SÃO PAULO POWER PLANTS
The Capivara Power Plant is the largest in the Paranapanema River, and began operations on March 10, 1977. Located between Taciba (SP) and Porecatu (PR), it has the largest water reservoir along the river, with more than 609 km² of area and 10.5 billion m³ of dams, which contributes to the control of flooding in the region.
Located in Rio Paraná, the Ilha Solteira Plant was inaugurated on January 10, 1974. It is the largest plant in the state and has an installed capacity of 3,444 thousand MW. It represents a major milestone in the history of hydroelectric plants in the country, because it is a project of gigantic proportions and the use of new construction techniques.
Três Irmãos is the largest dam on the Tietê River. Located between Andradina (SP) and Pereira Barreto (SP), it was inaugurated in 1991. It has two locks that enable navigation between the Paranapaíba, Paraná and Tietê rivers, in addition to assisting in the control of floods, both the Tietê Waterway and the Paraná Waterway.
Porto Primavera has the most extensive dam in Brazil, with more than 10 thousand meters in length, and is located in the Paraná River, in the municipality of Rosana (SP), formed by the confluence of the Paranaíba and Grande rivers.

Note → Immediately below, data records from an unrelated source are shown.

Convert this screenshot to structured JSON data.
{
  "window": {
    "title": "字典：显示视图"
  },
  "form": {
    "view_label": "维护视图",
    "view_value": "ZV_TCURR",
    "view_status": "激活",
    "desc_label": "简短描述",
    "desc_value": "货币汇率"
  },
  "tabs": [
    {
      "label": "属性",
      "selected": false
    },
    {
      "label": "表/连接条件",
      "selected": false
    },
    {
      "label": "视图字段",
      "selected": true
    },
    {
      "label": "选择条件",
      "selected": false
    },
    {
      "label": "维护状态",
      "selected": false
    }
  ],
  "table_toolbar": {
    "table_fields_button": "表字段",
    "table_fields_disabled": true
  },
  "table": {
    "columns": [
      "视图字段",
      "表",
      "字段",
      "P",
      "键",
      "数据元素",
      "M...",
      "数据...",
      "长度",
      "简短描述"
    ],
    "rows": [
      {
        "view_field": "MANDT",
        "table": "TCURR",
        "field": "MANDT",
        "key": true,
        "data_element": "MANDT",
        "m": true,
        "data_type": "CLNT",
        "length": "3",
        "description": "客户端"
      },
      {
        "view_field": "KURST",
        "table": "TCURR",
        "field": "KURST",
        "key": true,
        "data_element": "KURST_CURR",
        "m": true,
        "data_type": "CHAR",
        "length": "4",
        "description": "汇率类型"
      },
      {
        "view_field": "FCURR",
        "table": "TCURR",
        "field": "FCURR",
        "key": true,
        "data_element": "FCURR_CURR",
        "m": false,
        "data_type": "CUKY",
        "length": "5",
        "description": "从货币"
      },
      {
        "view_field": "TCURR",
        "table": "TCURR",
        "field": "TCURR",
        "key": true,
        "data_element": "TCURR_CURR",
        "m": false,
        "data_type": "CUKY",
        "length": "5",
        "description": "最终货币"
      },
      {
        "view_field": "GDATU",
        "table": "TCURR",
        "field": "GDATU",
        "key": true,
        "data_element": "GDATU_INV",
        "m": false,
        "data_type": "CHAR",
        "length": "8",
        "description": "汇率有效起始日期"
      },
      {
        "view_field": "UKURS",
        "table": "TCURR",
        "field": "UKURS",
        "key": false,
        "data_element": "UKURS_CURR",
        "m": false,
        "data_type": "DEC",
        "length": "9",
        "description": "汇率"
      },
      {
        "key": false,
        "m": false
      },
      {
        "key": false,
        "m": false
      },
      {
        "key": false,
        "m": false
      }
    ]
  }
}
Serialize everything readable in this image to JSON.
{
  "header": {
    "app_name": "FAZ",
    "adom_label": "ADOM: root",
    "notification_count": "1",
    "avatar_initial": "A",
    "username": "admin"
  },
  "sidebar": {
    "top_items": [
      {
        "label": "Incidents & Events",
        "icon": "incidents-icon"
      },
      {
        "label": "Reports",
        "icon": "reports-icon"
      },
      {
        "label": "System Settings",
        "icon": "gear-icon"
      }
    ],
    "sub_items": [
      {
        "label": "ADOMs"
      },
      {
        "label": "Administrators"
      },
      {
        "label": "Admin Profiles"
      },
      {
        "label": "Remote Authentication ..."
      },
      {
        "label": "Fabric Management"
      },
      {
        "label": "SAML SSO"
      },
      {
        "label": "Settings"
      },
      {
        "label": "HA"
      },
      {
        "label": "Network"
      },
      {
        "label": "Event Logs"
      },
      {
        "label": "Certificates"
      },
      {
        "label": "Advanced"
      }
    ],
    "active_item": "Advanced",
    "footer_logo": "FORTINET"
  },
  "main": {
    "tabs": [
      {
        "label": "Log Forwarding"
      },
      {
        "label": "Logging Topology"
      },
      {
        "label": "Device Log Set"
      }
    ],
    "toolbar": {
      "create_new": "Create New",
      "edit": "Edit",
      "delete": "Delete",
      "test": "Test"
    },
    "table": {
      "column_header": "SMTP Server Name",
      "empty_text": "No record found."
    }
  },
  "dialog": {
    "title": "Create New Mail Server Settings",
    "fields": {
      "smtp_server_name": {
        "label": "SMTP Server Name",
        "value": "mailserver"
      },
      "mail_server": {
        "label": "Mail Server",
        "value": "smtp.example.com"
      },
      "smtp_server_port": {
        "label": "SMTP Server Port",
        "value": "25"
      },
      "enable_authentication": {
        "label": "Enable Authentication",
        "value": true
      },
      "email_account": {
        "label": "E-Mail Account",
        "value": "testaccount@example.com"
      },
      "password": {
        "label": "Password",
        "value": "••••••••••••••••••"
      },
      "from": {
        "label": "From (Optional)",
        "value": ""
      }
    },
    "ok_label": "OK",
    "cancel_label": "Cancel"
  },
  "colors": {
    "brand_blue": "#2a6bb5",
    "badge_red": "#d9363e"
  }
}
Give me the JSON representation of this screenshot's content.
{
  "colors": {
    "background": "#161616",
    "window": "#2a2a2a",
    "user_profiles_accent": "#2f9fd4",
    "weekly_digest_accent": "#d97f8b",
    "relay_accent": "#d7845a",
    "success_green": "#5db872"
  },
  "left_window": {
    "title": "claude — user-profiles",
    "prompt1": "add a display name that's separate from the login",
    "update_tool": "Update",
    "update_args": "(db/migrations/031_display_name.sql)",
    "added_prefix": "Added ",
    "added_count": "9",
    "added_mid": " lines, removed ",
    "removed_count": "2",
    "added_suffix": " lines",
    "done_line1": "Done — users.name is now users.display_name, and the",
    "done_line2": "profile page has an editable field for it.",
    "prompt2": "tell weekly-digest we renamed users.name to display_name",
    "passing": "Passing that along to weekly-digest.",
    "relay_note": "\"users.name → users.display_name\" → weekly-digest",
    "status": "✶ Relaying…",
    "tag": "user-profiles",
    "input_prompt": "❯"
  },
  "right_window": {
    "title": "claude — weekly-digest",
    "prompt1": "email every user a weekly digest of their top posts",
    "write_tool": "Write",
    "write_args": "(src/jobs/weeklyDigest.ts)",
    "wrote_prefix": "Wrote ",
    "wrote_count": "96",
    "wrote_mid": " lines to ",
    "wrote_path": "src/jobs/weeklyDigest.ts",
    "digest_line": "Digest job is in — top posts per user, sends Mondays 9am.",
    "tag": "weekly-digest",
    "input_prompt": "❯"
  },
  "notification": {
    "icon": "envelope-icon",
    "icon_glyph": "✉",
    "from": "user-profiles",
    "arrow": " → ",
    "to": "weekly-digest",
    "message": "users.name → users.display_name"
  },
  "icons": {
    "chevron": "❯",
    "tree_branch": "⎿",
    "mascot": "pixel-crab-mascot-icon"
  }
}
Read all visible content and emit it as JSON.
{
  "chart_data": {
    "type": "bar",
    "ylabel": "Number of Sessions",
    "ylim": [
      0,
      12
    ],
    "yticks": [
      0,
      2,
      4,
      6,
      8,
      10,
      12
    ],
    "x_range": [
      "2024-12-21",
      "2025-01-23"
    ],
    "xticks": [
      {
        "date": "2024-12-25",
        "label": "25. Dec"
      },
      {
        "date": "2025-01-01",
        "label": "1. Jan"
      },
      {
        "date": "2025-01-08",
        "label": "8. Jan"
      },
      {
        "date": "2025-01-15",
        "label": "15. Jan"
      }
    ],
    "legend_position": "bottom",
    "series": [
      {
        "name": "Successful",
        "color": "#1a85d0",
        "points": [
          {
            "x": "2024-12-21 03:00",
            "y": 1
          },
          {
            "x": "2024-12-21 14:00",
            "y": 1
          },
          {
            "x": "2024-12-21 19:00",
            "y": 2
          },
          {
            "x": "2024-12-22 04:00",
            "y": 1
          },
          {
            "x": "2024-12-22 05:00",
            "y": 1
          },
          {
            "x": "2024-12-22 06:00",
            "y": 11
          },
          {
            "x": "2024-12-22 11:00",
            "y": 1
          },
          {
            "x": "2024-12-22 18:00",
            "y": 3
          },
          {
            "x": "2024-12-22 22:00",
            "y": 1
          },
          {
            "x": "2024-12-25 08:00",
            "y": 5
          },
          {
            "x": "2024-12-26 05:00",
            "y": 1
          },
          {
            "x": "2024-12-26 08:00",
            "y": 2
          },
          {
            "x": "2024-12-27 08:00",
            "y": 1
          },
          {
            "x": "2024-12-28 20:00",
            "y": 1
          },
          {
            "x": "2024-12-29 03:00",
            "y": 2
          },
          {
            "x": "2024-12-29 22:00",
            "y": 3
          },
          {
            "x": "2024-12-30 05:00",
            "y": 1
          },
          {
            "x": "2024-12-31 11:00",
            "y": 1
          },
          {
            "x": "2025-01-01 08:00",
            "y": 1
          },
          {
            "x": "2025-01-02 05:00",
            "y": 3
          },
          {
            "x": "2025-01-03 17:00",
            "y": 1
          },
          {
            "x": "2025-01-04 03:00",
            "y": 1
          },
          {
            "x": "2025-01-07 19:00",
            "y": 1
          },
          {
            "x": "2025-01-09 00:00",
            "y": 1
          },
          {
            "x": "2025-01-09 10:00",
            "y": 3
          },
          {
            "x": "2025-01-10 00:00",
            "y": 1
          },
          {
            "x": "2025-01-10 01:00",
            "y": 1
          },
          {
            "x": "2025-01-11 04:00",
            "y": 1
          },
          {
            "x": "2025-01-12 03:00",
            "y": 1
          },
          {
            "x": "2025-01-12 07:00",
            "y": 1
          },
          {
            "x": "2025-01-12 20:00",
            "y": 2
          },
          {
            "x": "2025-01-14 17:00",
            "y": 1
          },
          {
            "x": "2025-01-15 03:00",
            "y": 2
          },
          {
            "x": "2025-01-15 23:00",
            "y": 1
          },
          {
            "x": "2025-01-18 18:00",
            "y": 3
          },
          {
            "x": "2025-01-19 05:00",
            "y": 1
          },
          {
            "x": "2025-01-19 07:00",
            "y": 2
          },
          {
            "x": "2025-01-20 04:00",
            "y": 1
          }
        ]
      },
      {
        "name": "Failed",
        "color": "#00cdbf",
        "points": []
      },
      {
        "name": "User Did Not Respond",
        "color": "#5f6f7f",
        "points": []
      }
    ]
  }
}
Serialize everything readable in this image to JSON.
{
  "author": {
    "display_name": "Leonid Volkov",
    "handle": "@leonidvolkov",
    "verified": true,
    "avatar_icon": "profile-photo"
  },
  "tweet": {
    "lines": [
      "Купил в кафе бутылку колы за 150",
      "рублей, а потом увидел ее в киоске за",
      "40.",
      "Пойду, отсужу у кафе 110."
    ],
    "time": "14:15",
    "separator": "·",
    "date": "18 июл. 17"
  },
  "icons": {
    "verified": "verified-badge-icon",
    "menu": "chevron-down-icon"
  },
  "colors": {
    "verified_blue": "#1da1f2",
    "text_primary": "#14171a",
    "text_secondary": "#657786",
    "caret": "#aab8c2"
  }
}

The works for the plant construction began in 1980, being paralyzed in 1983, due to the economic recession, and resumed in 1992. The first stage of the installation of Porto Primavera was completed in 1999, when the first three generating units were connected, 19 years after the beginning of its works.
THE ENVIRONMENTAL ISSUE
Hydroelectric power plants generate energy in a clean way and at low cost, compared to other sources, for having as main raw material the water of the rivers. Among other advantages are the use of its structures for different purposes, such as irrigation, flood control and navigation.
However, its construction also causes negative environmental and social impacts, such as deforestation, disappearance of animal species, change in the river regime, and demographic changes in the territory. We have to bear in mind that, in Brazil, the first environmental law is from 1981 and that these issues were not debated by society until then.
CHANGES IN THE HOME ENVIRONMENT
From the 1940s, some transformations became noticeable within the homes of the Brazilian elite: the rationalization of internal spaces, with new plants that restricted the social sector of the house, limited to a room connected directly to the kitchen or a winter garden, in addition to the use of new household appliances, in general imported.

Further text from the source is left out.